在上面,我们正在遍历图以隔离球队的主场和客场净胜球数、所有对手的净胜球数,甚至对手所参加的球队的净胜球数。只需进行几次遍历,再加上神奇的 WITH 子句,这种排名就变得易如反掌。

虽然排名相对于今天的实际排名来说没有直观的意义,但我们必须记住,我们只使用了大西洋赛区内进行的比赛,并且忽略了联盟中其他球队的实力。除了包括整个 NHL 之外,另一个修改可以只包括“最近”的比赛,或者只是简单地修改上面应用的权重。

注意: 在查询的结尾,您会注意到我使用 WITH 子句将结果链接在一起。我选择了一个更详细的过程,以便可以返回某些计算结果,这对调试查询很有帮助。

附录 1:从 Stattleship API 获取数据的 R 代码

###############################################################################
## Use Stattleship and Neo4j to Rank NHL Teams for the 2015-16 Season
## @brocktibert
###############################################################################

## factors are the devil
options(stringsAsFactors = FALSE)

## packages -- if errors, install with ?install.packages
library(stattleshipR)
library(dplyr)
library(lubridate)
library(stringr)

## set the token from an environment variable
set_token("STATTLE_TOKEN_HERE")

## parse out entries from ss_get_result when walk=T and length > 1
parse_stattle <- function(stattle_list, entry) {
  x <- do.call("rbind", lapply(stattle_list, function(x) x[[entry]]))
  stopifnot(is.data.frame(x))
  return(x)
}

## The Atlantic Division id
atlantic_div <- "15ca4e46-2b49-4f37-84ea-befb62de28c5"
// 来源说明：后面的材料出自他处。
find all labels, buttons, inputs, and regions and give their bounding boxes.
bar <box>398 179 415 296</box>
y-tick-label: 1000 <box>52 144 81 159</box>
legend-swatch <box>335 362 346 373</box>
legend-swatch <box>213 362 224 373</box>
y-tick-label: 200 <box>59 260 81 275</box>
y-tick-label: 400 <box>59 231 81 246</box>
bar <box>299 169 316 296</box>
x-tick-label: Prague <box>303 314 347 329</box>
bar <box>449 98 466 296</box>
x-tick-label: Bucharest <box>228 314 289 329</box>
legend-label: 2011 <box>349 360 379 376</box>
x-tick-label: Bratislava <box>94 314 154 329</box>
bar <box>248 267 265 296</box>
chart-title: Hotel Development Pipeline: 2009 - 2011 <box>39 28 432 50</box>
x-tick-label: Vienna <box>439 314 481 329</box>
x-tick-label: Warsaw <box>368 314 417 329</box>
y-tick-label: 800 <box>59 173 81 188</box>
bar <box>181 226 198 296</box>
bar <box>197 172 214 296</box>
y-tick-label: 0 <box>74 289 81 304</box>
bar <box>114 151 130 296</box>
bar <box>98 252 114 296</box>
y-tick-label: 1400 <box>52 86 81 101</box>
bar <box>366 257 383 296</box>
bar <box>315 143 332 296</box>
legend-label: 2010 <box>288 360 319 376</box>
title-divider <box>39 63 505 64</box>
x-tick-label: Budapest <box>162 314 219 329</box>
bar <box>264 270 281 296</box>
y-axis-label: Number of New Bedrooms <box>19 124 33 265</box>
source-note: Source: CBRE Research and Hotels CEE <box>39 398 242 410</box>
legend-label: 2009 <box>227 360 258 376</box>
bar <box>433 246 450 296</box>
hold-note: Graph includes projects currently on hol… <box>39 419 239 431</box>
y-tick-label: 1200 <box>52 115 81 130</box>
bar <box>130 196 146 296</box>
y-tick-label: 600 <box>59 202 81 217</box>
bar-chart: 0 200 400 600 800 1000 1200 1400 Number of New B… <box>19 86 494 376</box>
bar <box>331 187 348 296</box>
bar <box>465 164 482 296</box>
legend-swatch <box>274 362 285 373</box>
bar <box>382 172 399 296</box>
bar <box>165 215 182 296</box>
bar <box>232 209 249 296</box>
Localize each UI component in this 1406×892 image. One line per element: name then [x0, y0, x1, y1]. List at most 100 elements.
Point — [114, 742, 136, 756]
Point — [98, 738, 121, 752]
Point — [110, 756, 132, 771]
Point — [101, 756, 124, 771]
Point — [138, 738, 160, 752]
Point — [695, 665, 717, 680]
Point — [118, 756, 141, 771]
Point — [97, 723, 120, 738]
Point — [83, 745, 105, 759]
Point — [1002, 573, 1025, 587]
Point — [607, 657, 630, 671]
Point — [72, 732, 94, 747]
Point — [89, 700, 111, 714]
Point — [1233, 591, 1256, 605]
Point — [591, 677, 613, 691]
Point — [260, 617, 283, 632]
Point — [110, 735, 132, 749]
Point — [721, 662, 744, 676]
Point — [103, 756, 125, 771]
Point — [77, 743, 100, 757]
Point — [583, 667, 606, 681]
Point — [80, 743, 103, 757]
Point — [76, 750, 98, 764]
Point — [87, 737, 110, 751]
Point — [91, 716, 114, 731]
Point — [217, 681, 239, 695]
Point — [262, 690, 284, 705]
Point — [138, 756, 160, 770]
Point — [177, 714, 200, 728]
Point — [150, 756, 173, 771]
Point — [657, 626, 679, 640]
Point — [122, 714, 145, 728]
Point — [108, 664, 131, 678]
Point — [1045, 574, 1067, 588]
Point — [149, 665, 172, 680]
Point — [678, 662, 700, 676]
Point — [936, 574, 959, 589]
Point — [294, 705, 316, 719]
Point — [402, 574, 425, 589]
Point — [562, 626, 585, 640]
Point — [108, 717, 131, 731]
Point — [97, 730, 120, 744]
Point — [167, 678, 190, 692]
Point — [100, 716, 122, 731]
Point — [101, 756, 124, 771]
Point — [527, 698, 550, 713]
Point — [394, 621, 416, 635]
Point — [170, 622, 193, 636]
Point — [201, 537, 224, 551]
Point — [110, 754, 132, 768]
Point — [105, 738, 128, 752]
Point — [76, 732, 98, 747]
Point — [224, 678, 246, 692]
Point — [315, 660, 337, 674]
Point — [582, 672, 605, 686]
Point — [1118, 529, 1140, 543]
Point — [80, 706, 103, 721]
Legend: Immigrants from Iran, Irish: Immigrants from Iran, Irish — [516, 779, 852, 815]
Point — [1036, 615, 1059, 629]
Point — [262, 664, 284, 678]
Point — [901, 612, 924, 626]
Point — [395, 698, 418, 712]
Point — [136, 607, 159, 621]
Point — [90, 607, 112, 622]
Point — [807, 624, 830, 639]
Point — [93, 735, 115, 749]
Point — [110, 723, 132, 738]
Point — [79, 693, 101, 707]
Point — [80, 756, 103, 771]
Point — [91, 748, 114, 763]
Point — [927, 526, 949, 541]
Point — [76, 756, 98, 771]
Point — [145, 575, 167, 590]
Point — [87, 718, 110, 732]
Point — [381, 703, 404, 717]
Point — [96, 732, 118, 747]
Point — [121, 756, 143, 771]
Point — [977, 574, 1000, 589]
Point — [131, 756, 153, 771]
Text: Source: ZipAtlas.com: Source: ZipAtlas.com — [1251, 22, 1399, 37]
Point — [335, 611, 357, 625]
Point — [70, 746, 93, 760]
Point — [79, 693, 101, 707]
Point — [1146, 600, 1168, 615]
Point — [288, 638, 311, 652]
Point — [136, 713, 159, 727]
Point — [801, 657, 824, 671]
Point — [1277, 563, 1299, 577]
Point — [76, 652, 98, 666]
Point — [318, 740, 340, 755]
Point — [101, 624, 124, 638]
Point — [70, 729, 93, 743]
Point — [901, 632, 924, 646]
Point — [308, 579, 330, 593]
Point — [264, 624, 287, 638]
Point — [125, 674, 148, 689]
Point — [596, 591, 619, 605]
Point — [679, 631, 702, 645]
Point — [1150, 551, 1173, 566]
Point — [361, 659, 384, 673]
## get the NHL teams in the atlantic division and keep just the key fields
teams <- hockey_teams() %>%
  filter(division_id == atlantic_div) %>%
  select(id, nickname, slug)

## get the finished games, keep only those between atlantic division teams
all_games <- hockey_games(team_id="")
games <- filter(all_games,
                !is.na(ended_at) &
                  home_team_id %in% teams$id &
                  away_team_id %in% teams$id)
games <- select(games,
                id,
                started_at,
                scoreline,
                home_team_id,
                away_team_id,
                winning_team_id,
                attendance,
                duration,
                home_team_score,
                away_team_score,
                score_differential,
                home_team_outcome,
                away_team_outcome)

## extract dateparts from started date
games <- transform(games,
                   start_date = strptime(started_at, "%Y-%m-%dT%H:%M:%S"))
games <- transform(games,
                   year = year(start_date),
                   month = month(start_date),
                   day = day(start_date))
games$start_date <- NULL
games$started_at <- NULL

## save the csvs for import -- put on google drive for public access
write.table(teams, file="teams.csv", sep=",", row.names=F)
write.table(games, file="games.csv", sep=",", row.names=F)